I’ve not yet delved deeply into the published work on the ethics of force and violence, but I have always considered protecting oneself to be the first of three rings of duty.* Here’s the list:

First Duty: protect yourself, because you can’t save anyone weaker than you if you’re already dead/maimed/unconscious/tied up, etc.

Second Duty: protect your family, particularly anyone in your family who is weaker than you.

Third Duty: protect innocent strangers. Uphold the social fabric by preventing crime when you have opportunity to do so, whether you know the victim personally or not.

I call them the Three Rings of Duty because they’re concentric: that is, like the Three Laws of Robotics, the other two do not override the first.
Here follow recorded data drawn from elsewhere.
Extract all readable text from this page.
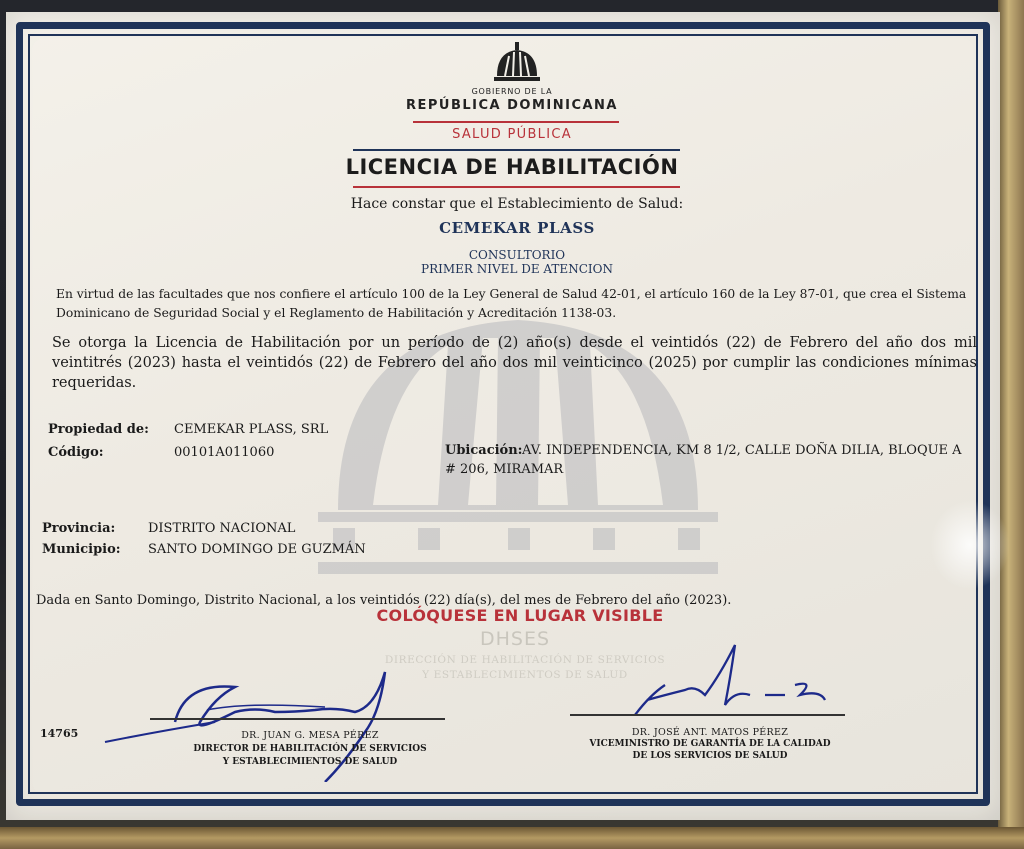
GOBIERNO DE LA
REPÚBLICA DOMINICANA
SALUD PÚBLICA
LICENCIA DE HABILITACIÓN
Hace constar que el Establecimiento de Salud:
CEMEKAR PLASS
CONSULTORIO
PRIMER NIVEL DE ATENCION
En virtud de las facultades que nos confiere el artículo 100 de la Ley General de Salud 42-01, el artículo 160 de la Ley 87-01, que crea el Sistema Dominicano de Seguridad Social y el Reglamento de Habilitación y Acreditación 1138-03.
Se otorga la Licencia de Habilitación por un período de (2) año(s) desde el veintidós (22) de Febrero del año dos mil veintitrés (2023) hasta el veintidós (22) de Febrero del año dos mil veinticinco (2025) por cumplir las condiciones mínimas requeridas.
Propiedad de: CEMEKAR PLASS, SRL
Código:	00101A011060	Ubicación: AV. INDEPENDENCIA, KM 8 1/2, CALLE DOÑA DILIA, BLOQUE A
# 206, MIRAMAR
Provincia:	DISTRITO NACIONAL
Municipio: SANTO DOMINGO DE GUZMÁN
Dada en Santo Domingo, Distrito Nacional, a los veintidós (22) día(s), del mes de Febrero del año (2023).
COLÓQUESE EN LUGAR VISIBLE
DHSES
DIRECCIÓN DE HABILITACIÓN DE SERVICIOS
Y ESTABLECIMIENTOS DE SALUD
14765	DR. JUAN G. MESA PÉREZ
DIRECTOR DE HABILITACIÓN DE SERVICIOS
Y ESTABLECIMIENTOS DE SALUD
DR. JOSÉ ANT. MATOS PÉREZ
VICEMINISTRO DE GARANTÍA DE LA CALIDAD
DE LOS SERVICIOS DE SALUD
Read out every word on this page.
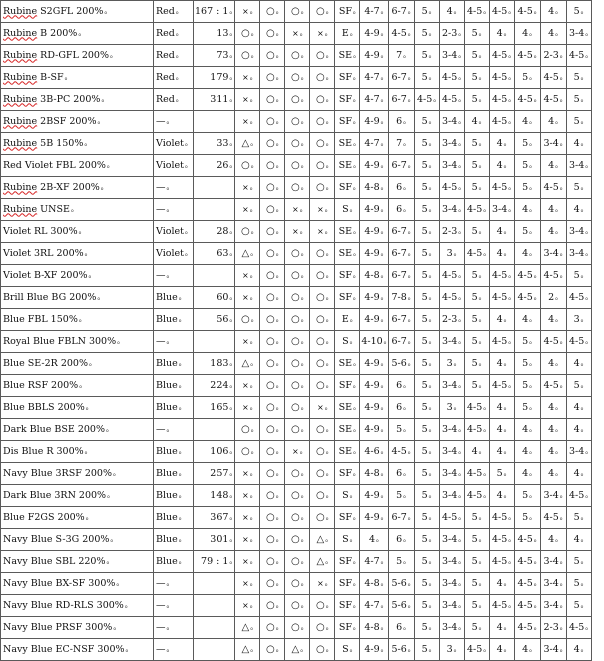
Rubine S2GFL 200%ₒ	Redₒ	167 : 1ₒ	×ₒ	○ₒ	○ₒ	○ₒ	SFₒ	4-7ₒ	6-7ₒ	5ₒ	4ₒ	4-5ₒ	4-5ₒ	4-5ₒ	4ₒ	5ₒ
Rubine B 200%ₒ	Redₒ	13ₒ	○ₒ	○ₒ	×ₒ	×ₒ	Eₒ	4-9ₒ	4-5ₒ	5ₒ	2-3ₒ	5ₒ	4ₒ	4ₒ	4ₒ	3-4ₒ
Rubine RD-GFL 200%ₒ	Redₒ	73ₒ	○ₒ	○ₒ	○ₒ	○ₒ	SEₒ	4-9ₒ	7ₒ	5ₒ	3-4ₒ	5ₒ	4-5ₒ	4-5ₒ	2-3ₒ	4-5ₒ
Rubine B-SFₒ	Redₒ	179ₒ	×ₒ	○ₒ	○ₒ	○ₒ	SFₒ	4-7ₒ	6-7ₒ	5ₒ	4-5ₒ	5ₒ	4-5ₒ	5ₒ	4-5ₒ	5ₒ
Rubine 3B-PC 200%ₒ	Redₒ	311ₒ	×ₒ	○ₒ	○ₒ	○ₒ	SFₒ	4-7ₒ	6-7ₒ	4-5ₒ	4-5ₒ	5ₒ	4-5ₒ	4-5ₒ	4-5ₒ	5ₒ
Rubine 2BSF 200%ₒ	—ₒ		×ₒ	○ₒ	○ₒ	○ₒ	SFₒ	4-9ₒ	6ₒ	5ₒ	3-4ₒ	4ₒ	4-5ₒ	4ₒ	4ₒ	5ₒ
Rubine 5B 150%ₒ	Violetₒ	33ₒ	△ₒ	○ₒ	○ₒ	○ₒ	SEₒ	4-7ₒ	7ₒ	5ₒ	3-4ₒ	5ₒ	4ₒ	5ₒ	3-4ₒ	4ₒ
Red Violet FBL 200%ₒ	Violetₒ	26ₒ	○ₒ	○ₒ	○ₒ	○ₒ	SEₒ	4-9ₒ	6-7ₒ	5ₒ	3-4ₒ	5ₒ	4ₒ	5ₒ	4ₒ	3-4ₒ
Rubine 2B-XF 200%ₒ	—ₒ		×ₒ	○ₒ	○ₒ	○ₒ	SFₒ	4-8ₒ	6ₒ	5ₒ	4-5ₒ	5ₒ	4-5ₒ	5ₒ	4-5ₒ	5ₒ
Rubine UNSEₒ	—ₒ		×ₒ	○ₒ	×ₒ	×ₒ	Sₒ	4-9ₒ	6ₒ	5ₒ	3-4ₒ	4-5ₒ	3-4ₒ	4ₒ	4ₒ	4ₒ
Violet RL 300%ₒ	Violetₒ	28ₒ	○ₒ	○ₒ	×ₒ	×ₒ	SEₒ	4-9ₒ	6-7ₒ	5ₒ	2-3ₒ	5ₒ	4ₒ	5ₒ	4ₒ	3-4ₒ
Violet 3RL 200%ₒ	Violetₒ	63ₒ	△ₒ	○ₒ	○ₒ	○ₒ	SEₒ	4-9ₒ	6-7ₒ	5ₒ	3ₒ	4-5ₒ	4ₒ	4ₒ	3-4ₒ	3-4ₒ
Violet B-XF 200%ₒ	—ₒ		×ₒ	○ₒ	○ₒ	○ₒ	SFₒ	4-8ₒ	6-7ₒ	5ₒ	4-5ₒ	5ₒ	4-5ₒ	4-5ₒ	4-5ₒ	5ₒ
Brill Blue BG 200%ₒ	Blueₒ	60ₒ	×ₒ	○ₒ	○ₒ	○ₒ	SFₒ	4-9ₒ	7-8ₒ	5ₒ	4-5ₒ	5ₒ	4-5ₒ	4-5ₒ	2ₒ	4-5ₒ
Blue FBL 150%ₒ	Blueₒ	56ₒ	○ₒ	○ₒ	○ₒ	○ₒ	Eₒ	4-9ₒ	6-7ₒ	5ₒ	2-3ₒ	5ₒ	4ₒ	4ₒ	4ₒ	3ₒ
Royal Blue FBLN 300%ₒ	—ₒ		×ₒ	○ₒ	○ₒ	○ₒ	Sₒ	4-10ₒ	6-7ₒ	5ₒ	3-4ₒ	5ₒ	4-5ₒ	5ₒ	4-5ₒ	4-5ₒ
Blue SE-2R 200%ₒ	Blueₒ	183ₒ	△ₒ	○ₒ	○ₒ	○ₒ	SEₒ	4-9ₒ	5-6ₒ	5ₒ	3ₒ	5ₒ	4ₒ	5ₒ	4ₒ	4ₒ
Blue RSF 200%ₒ	Blueₒ	224ₒ	×ₒ	○ₒ	○ₒ	○ₒ	SFₒ	4-9ₒ	6ₒ	5ₒ	3-4ₒ	5ₒ	4-5ₒ	5ₒ	4-5ₒ	5ₒ
Blue BBLS 200%ₒ	Blueₒ	165ₒ	×ₒ	○ₒ	○ₒ	×ₒ	SEₒ	4-9ₒ	6ₒ	5ₒ	3ₒ	4-5ₒ	4ₒ	5ₒ	4ₒ	4ₒ
Dark Blue BSE 200%ₒ	—ₒ		○ₒ	○ₒ	○ₒ	○ₒ	SEₒ	4-9ₒ	5ₒ	5ₒ	3-4ₒ	4-5ₒ	4ₒ	4ₒ	4ₒ	4ₒ
Dis Blue R 300%ₒ	Blueₒ	106ₒ	○ₒ	○ₒ	×ₒ	○ₒ	SEₒ	4-6ₒ	4-5ₒ	5ₒ	3-4ₒ	4ₒ	4ₒ	4ₒ	4ₒ	3-4ₒ
Navy Blue 3RSF 200%ₒ	Blueₒ	257ₒ	×ₒ	○ₒ	○ₒ	○ₒ	SFₒ	4-8ₒ	6ₒ	5ₒ	3-4ₒ	4-5ₒ	5ₒ	4ₒ	4ₒ	4ₒ
Dark Blue 3RN 200%ₒ	Blueₒ	148ₒ	×ₒ	○ₒ	○ₒ	○ₒ	Sₒ	4-9ₒ	5ₒ	5ₒ	3-4ₒ	4-5ₒ	4ₒ	5ₒ	3-4ₒ	4-5ₒ
Blue F2GS 200%ₒ	Blueₒ	367ₒ	×ₒ	○ₒ	○ₒ	○ₒ	SFₒ	4-9ₒ	6-7ₒ	5ₒ	4-5ₒ	5ₒ	4-5ₒ	5ₒ	4-5ₒ	5ₒ
Navy Blue S-3G 200%ₒ	Blueₒ	301ₒ	×ₒ	○ₒ	○ₒ	△ₒ	Sₒ	4ₒ	6ₒ	5ₒ	3-4ₒ	5ₒ	4-5ₒ	4-5ₒ	4ₒ	4ₒ
Navy Blue SBL 220%ₒ	Blueₒ	79 : 1ₒ	×ₒ	○ₒ	○ₒ	△ₒ	SFₒ	4-7ₒ	5ₒ	5ₒ	3-4ₒ	5ₒ	4-5ₒ	4-5ₒ	3-4ₒ	5ₒ
Navy Blue BX-SF 300%ₒ	—ₒ		×ₒ	○ₒ	○ₒ	×ₒ	SFₒ	4-8ₒ	5-6ₒ	5ₒ	3-4ₒ	5ₒ	4ₒ	4-5ₒ	3-4ₒ	5ₒ
Navy Blue RD-RLS 300%ₒ	—ₒ		×ₒ	○ₒ	○ₒ	○ₒ	SFₒ	4-7ₒ	5-6ₒ	5ₒ	3-4ₒ	5ₒ	4-5ₒ	4-5ₒ	3-4ₒ	5ₒ
Navy Blue PRSF 300%ₒ	—ₒ		△ₒ	○ₒ	○ₒ	○ₒ	SFₒ	4-8ₒ	6ₒ	5ₒ	3-4ₒ	5ₒ	4ₒ	4-5ₒ	2-3ₒ	4-5ₒ
Navy Blue EC-NSF 300%ₒ	—ₒ		△ₒ	○ₒ	△ₒ	○ₒ	Sₒ	4-9ₒ	5-6ₒ	5ₒ	3ₒ	4-5ₒ	4ₒ	4ₒ	3-4ₒ	4ₒ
The first thing I would try to do in any bad situation is get away, if I could – every defensive instructor I’ve had has emphasized “run like hell in the opposite direction” as your first line of defense. “Run and hide” is a perfectly good way to fulfill the First Duty. Take your dependents and anyone else standing around with you if you can; that settles the Second and Third. It’s only if you (or someone you’re responsible for) are trapped that “turn and fight” becomes unavoidable. And even then, I really like the “fight like a cornered cat” maxim – because you’re fighting not for honor or street cred or whatever, but to get away safely. Leave fighting for other reasons to organized militias, the army, street gangs, police, etc.

*These are for civilians, not active-duty military. The “throw yourself on a grenade to save your squadmates” situation could conceivably happen in a civilian milieu, I suppose, but it’s not very likely. I haven’t heard of run-of-the-mill criminals using grenades against their marks!